Morris and her sister, Kay Salerno, are co-owners of Squeeze In. They found that they’d need to serve 47 meals a day at the Reno and Truckee locations to stay open. They took to social media asking their network for support.
“For the most part people rallied behind that number and wanted to be part of it, they were calling and asking what our number was at for the day and if they could help us get to 47,” Morris said.
The Truckee location is home to the first Squeeze In of the franchise and was also the hardest hit location financially, as it’s in the smallest community. Morris says her family and staff fought to the death to keep it open and agree that closing the OG location is not on the table. Unfortunately, the Redwood City location was forced to close completely.
Early on the sisters pleaded with their landlords to work out rent negotiations while protecting their staff’s hours and finding ways to serve their communities. “Feed the Local Need” became their positive contribution during the pandemic and they offered their guests the chance to sponsor a hot meal for a healthcare worker. Squeeze In partnered with local hospitals for the effort and served workers in Truckee, Northwest and South Reno, Sparks and Carson City.
“We sponsored almost 500 meals, which was a huge deal for us. We were able to serve them 50 meals at a time, two days a week. For four to five weeks we brought food to the hospitals. It was so amazing to see the camaraderie, it gave our people such a sense of pride to package these lunches and our community felt like they were rallying around healthcare workers,” Morris said.
When an email from the Town of Truckee introduced the Resilience Fund small business loan designed to help local companies grow their businesses with financial and coaching support, Morris jumped at the opportunity.
“I saw that and was like, ‘oh heck yeah we need all the help we can get.’ The disaster loans are not very attractive, there’s a lot of paperwork and it took a long time to apply. We never heard anything, there was no movement. PPP didn’t come through for us, it has now, but it only as of 10 days ago,” she said.
Morris said the Resilience Fund loan was a no-brainer because it has attractive terms and it was established by locals for locals – something they’re all about at Squeeze In.
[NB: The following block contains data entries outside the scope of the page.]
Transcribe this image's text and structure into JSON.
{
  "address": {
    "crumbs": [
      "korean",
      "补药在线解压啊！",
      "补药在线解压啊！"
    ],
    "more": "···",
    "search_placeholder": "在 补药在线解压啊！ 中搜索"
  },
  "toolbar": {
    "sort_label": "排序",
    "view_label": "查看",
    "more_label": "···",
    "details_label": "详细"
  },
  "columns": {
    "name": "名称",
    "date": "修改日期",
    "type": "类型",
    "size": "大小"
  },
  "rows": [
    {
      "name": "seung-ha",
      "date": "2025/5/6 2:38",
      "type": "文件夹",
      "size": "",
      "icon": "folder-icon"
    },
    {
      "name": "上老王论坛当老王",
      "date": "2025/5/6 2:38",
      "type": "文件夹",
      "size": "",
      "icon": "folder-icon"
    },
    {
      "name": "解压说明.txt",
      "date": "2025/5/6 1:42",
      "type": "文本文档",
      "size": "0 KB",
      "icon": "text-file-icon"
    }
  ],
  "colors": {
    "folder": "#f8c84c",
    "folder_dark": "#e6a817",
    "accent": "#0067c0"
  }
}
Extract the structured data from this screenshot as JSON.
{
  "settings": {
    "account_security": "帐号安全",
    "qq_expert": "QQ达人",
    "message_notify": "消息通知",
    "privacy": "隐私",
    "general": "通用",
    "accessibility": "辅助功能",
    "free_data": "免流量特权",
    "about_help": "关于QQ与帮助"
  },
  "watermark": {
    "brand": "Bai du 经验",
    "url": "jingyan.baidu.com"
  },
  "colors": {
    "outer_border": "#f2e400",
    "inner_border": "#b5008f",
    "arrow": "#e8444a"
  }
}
“We’re a local family, born and raised, and we want to keep it local. Seeing that our community was doing something to help the local businesses was really empowering – a ray of hope when everything was a ‘no’ or a door slammed in our face. These are people who care about this community being better, doing better, growing and flourishing. To participate in something like this with terms that are incredibly attractive, in a setting that helps you use resources for growth, it’s a no-brainer,” Morris said.
The Resilience Fund loan moved quickly, her representatives were friendly and she felt good about its terms. The money was used to purchase a large stage from an events company that has gone out of business, so they can now offer a large outdoor seating area in Truckee and continue growing to accommodate social distance for their guests.
“If you’re looking to expand why wouldn’t you work with the Resilience Fund? These are people who know your business, your community, your neighbors. They know the ins and outs – it’s something we would absolutely consider using further and would definitely recommend,” Morris said.
She joked that their place is lovingly named “Squeeze In” for its tight floor-plan – all the more reason to continuously implement new ways to make things touchless and to keep practicing social distance. Morris’ new message to guests is that their delight and enjoyment can no longer be the top priority at Squeeze In, their health and safety is.
“We love Truckee-Tahoe, we adore being part of the community. The fact that people call our restaurant an institution is so humbling and something we cherish. Truckee is such a magical place with a beautiful community and strong vibrant culture. We are so grateful to the Resilience Fund and so grateful to continue to be part of this community in a creative way during this unprecedented time,” Morris said.